So my first blog post is due, since I just created this one. Since I'm eager to start blogging again after a long period of not having a blog I'm now thinking where should I start. If it was a python application it would be easy as
touch __init__.py, but that's not the case.
So let's start with the stuff I use to start a new python project with first listing the tools I use mostly in my development process
- pyenv - is the tool to manage python versions installed on my machine. It is better then just to rely on the default system version, and gives me the flexibility to test code on different python versions.
- poetry - although not perfect, I mostly had a great experience with packaging my applications and libraries. I had mostly problems with private repository and authentication in CI/CD pipelines.
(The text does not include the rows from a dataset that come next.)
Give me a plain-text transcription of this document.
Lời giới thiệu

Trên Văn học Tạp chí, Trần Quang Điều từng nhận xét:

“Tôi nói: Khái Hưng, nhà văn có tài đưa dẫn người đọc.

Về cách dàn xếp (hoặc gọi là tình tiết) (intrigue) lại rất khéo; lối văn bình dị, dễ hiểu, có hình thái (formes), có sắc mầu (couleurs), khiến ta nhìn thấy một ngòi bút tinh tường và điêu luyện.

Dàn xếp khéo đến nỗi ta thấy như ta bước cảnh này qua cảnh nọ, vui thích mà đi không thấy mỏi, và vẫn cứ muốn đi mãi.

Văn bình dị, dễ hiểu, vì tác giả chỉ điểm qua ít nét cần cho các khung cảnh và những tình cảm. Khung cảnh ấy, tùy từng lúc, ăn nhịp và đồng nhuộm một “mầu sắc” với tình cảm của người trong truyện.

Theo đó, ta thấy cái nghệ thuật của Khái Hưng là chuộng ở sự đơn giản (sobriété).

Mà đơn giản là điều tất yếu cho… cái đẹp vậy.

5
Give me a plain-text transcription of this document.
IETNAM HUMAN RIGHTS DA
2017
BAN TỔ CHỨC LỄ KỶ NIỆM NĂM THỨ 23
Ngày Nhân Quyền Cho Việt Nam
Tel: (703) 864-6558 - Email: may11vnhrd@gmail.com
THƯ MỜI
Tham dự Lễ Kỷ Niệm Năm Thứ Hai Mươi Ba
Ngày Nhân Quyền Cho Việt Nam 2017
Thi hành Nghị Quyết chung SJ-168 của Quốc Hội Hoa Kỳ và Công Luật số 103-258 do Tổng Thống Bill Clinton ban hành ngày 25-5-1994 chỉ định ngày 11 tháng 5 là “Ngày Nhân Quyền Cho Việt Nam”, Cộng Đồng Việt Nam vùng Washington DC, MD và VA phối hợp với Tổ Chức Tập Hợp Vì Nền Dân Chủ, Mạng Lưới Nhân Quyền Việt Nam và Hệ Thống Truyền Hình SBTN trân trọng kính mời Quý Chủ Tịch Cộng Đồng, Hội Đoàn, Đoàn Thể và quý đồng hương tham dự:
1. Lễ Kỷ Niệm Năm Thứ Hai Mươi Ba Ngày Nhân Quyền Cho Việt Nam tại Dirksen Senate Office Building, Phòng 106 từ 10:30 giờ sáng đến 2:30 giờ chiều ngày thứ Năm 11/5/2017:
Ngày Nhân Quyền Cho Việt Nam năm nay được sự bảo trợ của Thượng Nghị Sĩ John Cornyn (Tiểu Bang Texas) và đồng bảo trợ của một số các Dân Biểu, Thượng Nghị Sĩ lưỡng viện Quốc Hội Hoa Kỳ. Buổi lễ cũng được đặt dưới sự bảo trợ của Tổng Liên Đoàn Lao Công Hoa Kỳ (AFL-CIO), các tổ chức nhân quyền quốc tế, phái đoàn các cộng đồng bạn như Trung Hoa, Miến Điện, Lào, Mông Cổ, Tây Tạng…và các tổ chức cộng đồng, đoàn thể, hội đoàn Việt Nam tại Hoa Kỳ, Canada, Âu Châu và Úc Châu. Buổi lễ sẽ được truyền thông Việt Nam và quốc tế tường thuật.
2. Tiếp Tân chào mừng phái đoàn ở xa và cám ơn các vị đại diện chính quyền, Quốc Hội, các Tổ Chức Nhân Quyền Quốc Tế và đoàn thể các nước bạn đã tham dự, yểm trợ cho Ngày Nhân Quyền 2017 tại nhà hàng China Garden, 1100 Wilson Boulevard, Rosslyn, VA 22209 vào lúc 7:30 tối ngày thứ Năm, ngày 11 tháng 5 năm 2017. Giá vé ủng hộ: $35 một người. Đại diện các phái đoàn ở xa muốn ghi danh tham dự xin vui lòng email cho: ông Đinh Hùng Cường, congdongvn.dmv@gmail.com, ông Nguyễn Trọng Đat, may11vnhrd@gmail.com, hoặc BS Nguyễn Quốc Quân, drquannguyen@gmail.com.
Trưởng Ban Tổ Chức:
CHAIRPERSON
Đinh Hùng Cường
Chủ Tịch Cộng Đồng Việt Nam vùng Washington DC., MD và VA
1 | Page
- black - it is a great tool to format your code to a uniform style so the code is as consistent as possible in the company.
- pytest - no code should be pushed to production without enough tests, but that should be how you do it anyways.
- PyCharm/VSCode/Vim - some IDE or advanced code editor is needed - nice highlighting, integrated debugger, userful extensions or integrations are nice to have.
Setting up the project
First thing first - ensure we have a required python version installed (say 3.8)
pyenv install 3.8.10 pyenv global 3.8.10
Second we can then create our project
poetry new <path_name> cd <path_name> # Add development dependencies poetry add --dev black poetry add --dev pytest
That's mostly it
If you would like to support tools that are optional or interchangeable (say a database driver then you can add them in the
pyproject.toml file) like this:
[tool.poetry.extras] mysql = ["PyMySQL"] pgsql = ["psycopg2"]
finally we can install evenrything and let poetry create our virtual environment to hold an isolated python version with all the depenencies for the project with
pyenv install --extras mysql # if mysql will be the driver you want to use
What is left is to open the project in your editor/IDE and add your magic to it.